A cold November breeze tousled my hair, but I didn’t feel it as flames licked my skin at the memory of his mouth on me. Bonfires raged across the clearing, flames clawing skyward and flickering showers of embers that lit up the night.
I stood there, my eyes burning from the smoke and my body buzzing with anticipation as I scanned the painted faces of every criminal faction.
Legacy events took place at the very edge of Jean D’Arc’s boundary line, in a wide-open clearing surrounded by towering pines, their gnarled, skeletal branches twisted upward like grasping hands, clawing at the night sky and strangling every last thread of moonlight. The trees loomed like silent sentinels, casting the clearing in a suffocating, ink-black darkness.
In other words: it kept curious eyes away.
Shadows spilled out thick and heavy along the edges, watching from the tree line like creepy predators. The air was dense with the scent of damp earth, smoke, and copper.
“Welcome to the freakshow,” Penelope uttered and signed at the same time. The skulls painted on people’s faces were a reminder to the legacies, and everyone connected to the mafia, of the skeletons our families had buried.
My girlfriends and I stood in the forest, watching the scene with the same uneasy feeling we experienced the first time we saw this happen.
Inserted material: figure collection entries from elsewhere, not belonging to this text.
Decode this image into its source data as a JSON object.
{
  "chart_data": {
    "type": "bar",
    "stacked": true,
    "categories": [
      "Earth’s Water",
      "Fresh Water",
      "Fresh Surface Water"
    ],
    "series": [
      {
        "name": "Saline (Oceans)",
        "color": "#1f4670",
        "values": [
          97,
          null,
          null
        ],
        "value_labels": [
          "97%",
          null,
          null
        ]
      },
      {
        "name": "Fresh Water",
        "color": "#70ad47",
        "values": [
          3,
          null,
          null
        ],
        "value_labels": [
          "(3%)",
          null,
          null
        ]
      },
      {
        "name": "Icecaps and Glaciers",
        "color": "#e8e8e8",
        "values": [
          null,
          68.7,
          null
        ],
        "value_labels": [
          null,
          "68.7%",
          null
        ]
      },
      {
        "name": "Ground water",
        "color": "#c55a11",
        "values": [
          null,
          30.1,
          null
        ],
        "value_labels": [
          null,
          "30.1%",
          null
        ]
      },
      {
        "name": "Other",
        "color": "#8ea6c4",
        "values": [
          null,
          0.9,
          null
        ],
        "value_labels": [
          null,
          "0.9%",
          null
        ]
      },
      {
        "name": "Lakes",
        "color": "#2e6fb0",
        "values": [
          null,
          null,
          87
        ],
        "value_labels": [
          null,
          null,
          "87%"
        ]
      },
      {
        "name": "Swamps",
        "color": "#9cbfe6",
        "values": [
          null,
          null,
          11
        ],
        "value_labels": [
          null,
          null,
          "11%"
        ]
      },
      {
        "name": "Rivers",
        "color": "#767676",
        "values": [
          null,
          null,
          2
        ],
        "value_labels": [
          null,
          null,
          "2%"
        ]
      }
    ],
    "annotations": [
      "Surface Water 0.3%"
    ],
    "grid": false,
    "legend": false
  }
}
But instead of walking back to our dorm that was a mere walk away, we stayed glued to our spots.
Anya shot her a look. “We couldn’t let Skye come alone. What kind of friends would that make us?”
I flashed her a grateful look.
“Agreed, but those skulls… fire… it’s all just too much.”
Penelope stared at the skulls with rose thorns that represented the Omertàs. And, given that she was arranged tomarry Enzo Marchetti, who was practically Omertà royalty, I could see why they made her the most anxious. Not that Enzo was present. He never attended D’Arc, but his minions could be present among us.
There were also the black-and-white skulls with golden crowns reserved for the kingpins, as well as masks with silver accents representing the mobsters who fought the Belles and Mobsters agreements two decades ago. The Yakuzas were my least favorite, with their ominous symbols and dark colors.
“Would you rather we leave?” I offered reluctantly.
“No, I’ll get over it.” She shook her head, but I knew Penelope hated any reminder of her impending marriage. “It’s not like he’s even here.”
I nodded in agreement.
“We could still kill him, you know,” Anya grumbled, picking up on our friend’s stress. “It would be easy.”
“I really wish I didn’t hate violence,” Penelope huffed. “But I might have to resort to it.”
“We,” Amara corrected her. “If it comes down to it, we’ll find a way to do it together.”
“We go down together,” I agreed, then gestured toward the clearing. “Maybe we tie him up like that guy and torture him.”
Haunted expressions marred my friends’ faces, all eyes turning on the guy tied to a tree like he was about to be burned at the stake.
I’d seen a version of it play out half a dozen times—some freakish game of cat and mouse would be played until he was caught, and then he’d be killed.
“Do we know who he is?” I signed to my girlfriends.
Penelope shrugged. “Organ trafficker.”
I winced. There’d been more and more cases of attempted kidnapping and organ trafficking lately.
What happened to the Morrellis at the beginning of the semester had been a warning to us all. The group attacked Arianna and kidnapped Hannah, extracting an organ from her body. Thankfully her father had found her before she could be slaughtered for even more organs and left for dead.
It was no wonder the legacies took torturing of the organ traffickers to the extreme, as was evidenced by the man howling in pain and terror, his skin rubbed raw from his restraints.
I wasn’t sure what it said about me, but I couldn’t find it in my heart to protest the cruelty of what was about to happen.
In fact, I was glad for it. Maybe because I grew up in this mafia world or maybe because it was the lesser of two evils. Our families fought fire with fire when it came to human and organ trafficking, knowing that at any moment the world surrounding us could be burned to ash because of it.
So yes, I understood that our friends and families were fighting the battles law enforcement couldn’t.
I suspected my friends felt the same, especially because of how close we were to the Morrelli twins, neither of whom would be returning to D’Arc. Instead, they’d opted to finish their degrees from the comfort of their homes.